Второй раз сторож уж не решался идти к управляющему; он знал, что его выгонят за это! Пища и питье по – прежнему оставались нетронутыми в окне у поэта; раз даже старый солдат крикнул ему что – то, но в ответ глухо послышалось только эхо…
Узник уж несколько дней лежал на своей скамье, широко открыв глаза в сумерки, сгустившиеся над ним. Он теперь не поворачивал головы даже к скупому лучу света, проникавшему в подземелье сквозь трещину утеса. Ему незачем было любоваться игрой этой жалкой радужной полоски, потому что весь он, со всеми его помыслами, воспоминаниями был затоплен таким ярким, таким ослепительным светом, какого до сих пор он не видал даже и тогда, когда дышал чистым воздухом гор на своей родине. Он широко раскрыл глаза этому свету, и улыбка блаженства застыла на его исхудавшем лице, губы его были полураскрыты, рука приникла к сердцу, точно удерживая его, чтобы оно своим болезненным трепетом не мешало этому счастью…
Бог вспомнил о своем певце и послал ему светлого ангела… Он стоял у его скамьи… Белые крылья его заслонили и серую массу столба с ржавым железным кольцом, и черные стены, и темные своды. Узнику казалось, что эти крылья горят каким – то светлым пламенем… Он знал, что белый ангел послан открыть ему двери этой темницы, что там, за этими крылами, ждет его свобода, что стоит только ангелу поднять свой перст и коснуться дверей, и с них разом спадут железные замки и затворы, как с колыхнувшейся ветки падают дождевые капли…
– Пора! – молил он ангела, но тот кротко улыбался ему…

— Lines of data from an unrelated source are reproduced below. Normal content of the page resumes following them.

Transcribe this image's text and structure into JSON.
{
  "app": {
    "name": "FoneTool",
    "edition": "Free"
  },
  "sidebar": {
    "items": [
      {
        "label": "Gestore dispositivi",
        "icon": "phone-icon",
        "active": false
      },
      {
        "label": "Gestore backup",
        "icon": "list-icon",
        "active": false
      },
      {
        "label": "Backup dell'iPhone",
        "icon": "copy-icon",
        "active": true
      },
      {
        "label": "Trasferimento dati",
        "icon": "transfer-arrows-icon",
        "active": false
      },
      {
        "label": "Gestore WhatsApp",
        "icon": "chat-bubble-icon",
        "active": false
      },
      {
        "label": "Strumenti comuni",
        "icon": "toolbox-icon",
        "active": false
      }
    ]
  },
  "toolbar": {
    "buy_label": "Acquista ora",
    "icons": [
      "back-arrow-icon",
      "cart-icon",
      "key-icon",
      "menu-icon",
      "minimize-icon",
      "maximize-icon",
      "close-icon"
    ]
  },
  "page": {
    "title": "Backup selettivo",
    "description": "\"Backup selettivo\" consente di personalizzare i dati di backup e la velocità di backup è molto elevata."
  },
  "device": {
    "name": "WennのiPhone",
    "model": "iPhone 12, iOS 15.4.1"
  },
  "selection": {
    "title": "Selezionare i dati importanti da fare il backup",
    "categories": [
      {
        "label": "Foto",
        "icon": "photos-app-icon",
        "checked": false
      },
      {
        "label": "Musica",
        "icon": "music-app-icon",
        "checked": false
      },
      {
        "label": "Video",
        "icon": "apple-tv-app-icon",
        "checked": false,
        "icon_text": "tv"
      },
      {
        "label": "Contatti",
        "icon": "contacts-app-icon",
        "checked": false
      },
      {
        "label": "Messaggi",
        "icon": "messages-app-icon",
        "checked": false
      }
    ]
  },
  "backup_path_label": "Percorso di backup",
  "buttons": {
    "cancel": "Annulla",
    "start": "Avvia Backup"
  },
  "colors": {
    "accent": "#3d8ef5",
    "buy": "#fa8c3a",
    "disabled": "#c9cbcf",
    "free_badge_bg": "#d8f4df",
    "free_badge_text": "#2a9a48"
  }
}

– Пора! – повторял он, чувствуя, что голова его горит, сердце замирает в ожидании чего – то великого, что вот – вот сейчас должно совершиться таинство освобождения.
Узник не мог поднять руки, не мог шевельнуться на своем каменном ложе. Тело его так исхудало, так ослабело, что не ему уже было удерживать вольную душу замученного певца… Только в голове его бродили мысли, и ему казалось, что это светлый ангел говорит ему:
– Да, твоя песня не умрет… Тебя забыли люди, никому из них не будет больна память о тебе; но то, что ты раз навсегда спел под тяжелыми сводами королевской залы, переживет тысячелетия и прозвучит из рода в род. В этих звуках будет жить и душа твоя, пока она не сольется с общим торжествующим хором правды и любви. И тогда изменится мир, и всё, о чем грезили певцы, что толпа считала безумною мечтою, станет въявь живою действительностью… Придет это время, и ты сам своей песнею приблизил его к измученному человечеству… Придет это время, и тогда неправда жизни уступит и отлетит назад, словно темнота при первых лучах яркого солнца.